I was dreaming about a system where the OS and runtimes automatically track what is used and how often / for how much CPU cycles maybe?

And then everybody could dedicate a certain budget for example each month, which then would automatically distributed amongst all apps, packages and linked libraries, from the kernel functions at the bottom, through whichever libc‘s etc are used, up the packages layer, Webservers and/or gui stack etc.

But of course that’d still leave lots of open questions:

a) people could try to habe the system by using up more resources than needed for example.

b) what’s the „value“ of a piece of code run? Who decides what is how valuable?! Maybe someone implemented something really clever, really important, but it doesn’t actually use a lot of resources… other glue code could run a lot but not be especially Hard to implement.

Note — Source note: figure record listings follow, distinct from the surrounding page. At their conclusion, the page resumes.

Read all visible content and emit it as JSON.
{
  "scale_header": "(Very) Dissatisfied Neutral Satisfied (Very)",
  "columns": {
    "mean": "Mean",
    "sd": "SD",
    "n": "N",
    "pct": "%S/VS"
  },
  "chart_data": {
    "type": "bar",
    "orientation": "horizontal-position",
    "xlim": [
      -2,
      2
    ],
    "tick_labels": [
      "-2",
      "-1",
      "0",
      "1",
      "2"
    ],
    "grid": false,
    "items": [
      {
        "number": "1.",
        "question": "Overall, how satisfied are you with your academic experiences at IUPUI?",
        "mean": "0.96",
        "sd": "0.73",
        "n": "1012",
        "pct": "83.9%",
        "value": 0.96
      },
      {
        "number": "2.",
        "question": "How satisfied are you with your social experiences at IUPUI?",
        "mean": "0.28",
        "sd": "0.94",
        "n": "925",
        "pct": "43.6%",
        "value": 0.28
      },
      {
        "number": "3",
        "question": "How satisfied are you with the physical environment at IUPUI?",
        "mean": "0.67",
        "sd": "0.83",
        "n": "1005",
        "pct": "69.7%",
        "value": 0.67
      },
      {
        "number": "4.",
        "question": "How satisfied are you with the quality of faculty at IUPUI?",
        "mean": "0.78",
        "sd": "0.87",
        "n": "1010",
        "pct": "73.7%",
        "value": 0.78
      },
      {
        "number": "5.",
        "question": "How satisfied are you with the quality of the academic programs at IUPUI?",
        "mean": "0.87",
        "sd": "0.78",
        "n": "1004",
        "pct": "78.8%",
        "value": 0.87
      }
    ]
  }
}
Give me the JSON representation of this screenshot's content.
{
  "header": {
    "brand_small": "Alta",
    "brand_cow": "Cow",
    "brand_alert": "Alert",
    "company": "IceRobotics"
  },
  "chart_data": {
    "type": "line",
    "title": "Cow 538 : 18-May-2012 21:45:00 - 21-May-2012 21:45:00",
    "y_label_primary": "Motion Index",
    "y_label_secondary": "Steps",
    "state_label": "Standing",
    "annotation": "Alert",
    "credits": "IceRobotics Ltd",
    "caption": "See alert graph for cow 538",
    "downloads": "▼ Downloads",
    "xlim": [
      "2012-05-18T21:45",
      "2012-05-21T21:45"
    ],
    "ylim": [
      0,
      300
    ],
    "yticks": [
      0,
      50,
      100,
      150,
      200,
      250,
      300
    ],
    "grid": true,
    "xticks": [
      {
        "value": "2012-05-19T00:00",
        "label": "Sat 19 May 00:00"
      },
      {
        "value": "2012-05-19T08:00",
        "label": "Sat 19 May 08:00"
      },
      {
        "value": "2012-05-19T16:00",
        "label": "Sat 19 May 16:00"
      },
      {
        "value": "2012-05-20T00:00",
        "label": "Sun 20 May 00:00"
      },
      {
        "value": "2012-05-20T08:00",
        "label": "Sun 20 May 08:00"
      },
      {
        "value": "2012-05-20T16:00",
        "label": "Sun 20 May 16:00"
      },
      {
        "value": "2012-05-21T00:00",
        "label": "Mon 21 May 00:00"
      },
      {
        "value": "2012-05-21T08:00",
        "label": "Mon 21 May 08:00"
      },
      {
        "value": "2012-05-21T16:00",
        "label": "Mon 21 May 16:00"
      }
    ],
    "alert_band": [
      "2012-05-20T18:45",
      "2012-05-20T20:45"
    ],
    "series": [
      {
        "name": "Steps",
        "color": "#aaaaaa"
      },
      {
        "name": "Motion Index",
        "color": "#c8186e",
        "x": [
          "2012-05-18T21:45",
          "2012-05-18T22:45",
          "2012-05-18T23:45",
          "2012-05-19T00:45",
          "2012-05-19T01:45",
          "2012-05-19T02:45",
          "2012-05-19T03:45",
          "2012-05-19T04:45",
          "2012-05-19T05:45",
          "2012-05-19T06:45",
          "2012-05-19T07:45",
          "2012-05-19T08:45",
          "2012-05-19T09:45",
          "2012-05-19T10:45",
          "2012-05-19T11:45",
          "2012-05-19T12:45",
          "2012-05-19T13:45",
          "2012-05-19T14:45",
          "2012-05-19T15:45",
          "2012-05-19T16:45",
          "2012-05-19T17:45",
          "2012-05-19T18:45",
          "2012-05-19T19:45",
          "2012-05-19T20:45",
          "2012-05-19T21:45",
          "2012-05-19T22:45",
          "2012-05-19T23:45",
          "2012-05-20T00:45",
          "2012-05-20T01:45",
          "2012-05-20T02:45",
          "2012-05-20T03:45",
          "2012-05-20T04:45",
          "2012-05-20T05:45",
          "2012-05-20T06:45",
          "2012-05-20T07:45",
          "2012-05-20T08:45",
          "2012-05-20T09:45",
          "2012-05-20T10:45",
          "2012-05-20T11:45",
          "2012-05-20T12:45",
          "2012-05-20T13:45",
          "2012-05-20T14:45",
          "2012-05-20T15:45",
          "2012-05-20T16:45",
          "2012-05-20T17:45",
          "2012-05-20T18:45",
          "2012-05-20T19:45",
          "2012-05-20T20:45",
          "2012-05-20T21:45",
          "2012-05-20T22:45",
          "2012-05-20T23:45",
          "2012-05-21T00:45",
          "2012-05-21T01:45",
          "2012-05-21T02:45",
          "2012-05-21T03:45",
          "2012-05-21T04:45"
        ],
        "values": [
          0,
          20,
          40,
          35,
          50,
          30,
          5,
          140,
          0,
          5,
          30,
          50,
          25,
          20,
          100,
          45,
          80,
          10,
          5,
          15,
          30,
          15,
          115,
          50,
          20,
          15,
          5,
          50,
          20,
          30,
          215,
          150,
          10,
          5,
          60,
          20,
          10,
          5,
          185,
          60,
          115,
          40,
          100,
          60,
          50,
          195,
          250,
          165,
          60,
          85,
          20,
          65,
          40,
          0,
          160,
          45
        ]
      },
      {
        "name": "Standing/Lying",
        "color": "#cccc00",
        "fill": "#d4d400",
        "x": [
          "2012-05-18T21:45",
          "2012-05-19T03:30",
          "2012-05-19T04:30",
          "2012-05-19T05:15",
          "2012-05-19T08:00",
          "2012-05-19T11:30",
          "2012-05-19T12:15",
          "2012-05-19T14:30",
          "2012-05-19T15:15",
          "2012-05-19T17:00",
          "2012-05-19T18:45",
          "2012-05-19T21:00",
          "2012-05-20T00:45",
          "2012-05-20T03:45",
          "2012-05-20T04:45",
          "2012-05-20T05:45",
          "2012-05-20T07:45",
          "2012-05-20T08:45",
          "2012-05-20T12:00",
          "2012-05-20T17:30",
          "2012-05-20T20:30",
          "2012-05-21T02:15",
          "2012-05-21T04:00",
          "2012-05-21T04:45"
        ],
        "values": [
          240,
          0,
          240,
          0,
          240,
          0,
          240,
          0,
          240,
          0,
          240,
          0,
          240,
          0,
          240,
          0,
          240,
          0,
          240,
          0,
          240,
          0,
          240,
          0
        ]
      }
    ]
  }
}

So I think this one is a tough one to do correctly, but Id like to see something in this direction getting traction.

I think the major issue is gonna be to get real inertia going & get people to allocate appropriate funds.

This reminds me of the brave browser and distributing funds along the news sources you actually consume.

I really think this could be amazing, even for society as a whole, with people finally being paid for good work they are putting in and not only the ones who are good at marketing & triggering the masses.

But it seems to be a real hard problem to solve in a good way.

1 comments

I like the idea but feels like this would reduce incentives to write an efficient software. Bloated runtime like Electron would earn more dividends and more hates.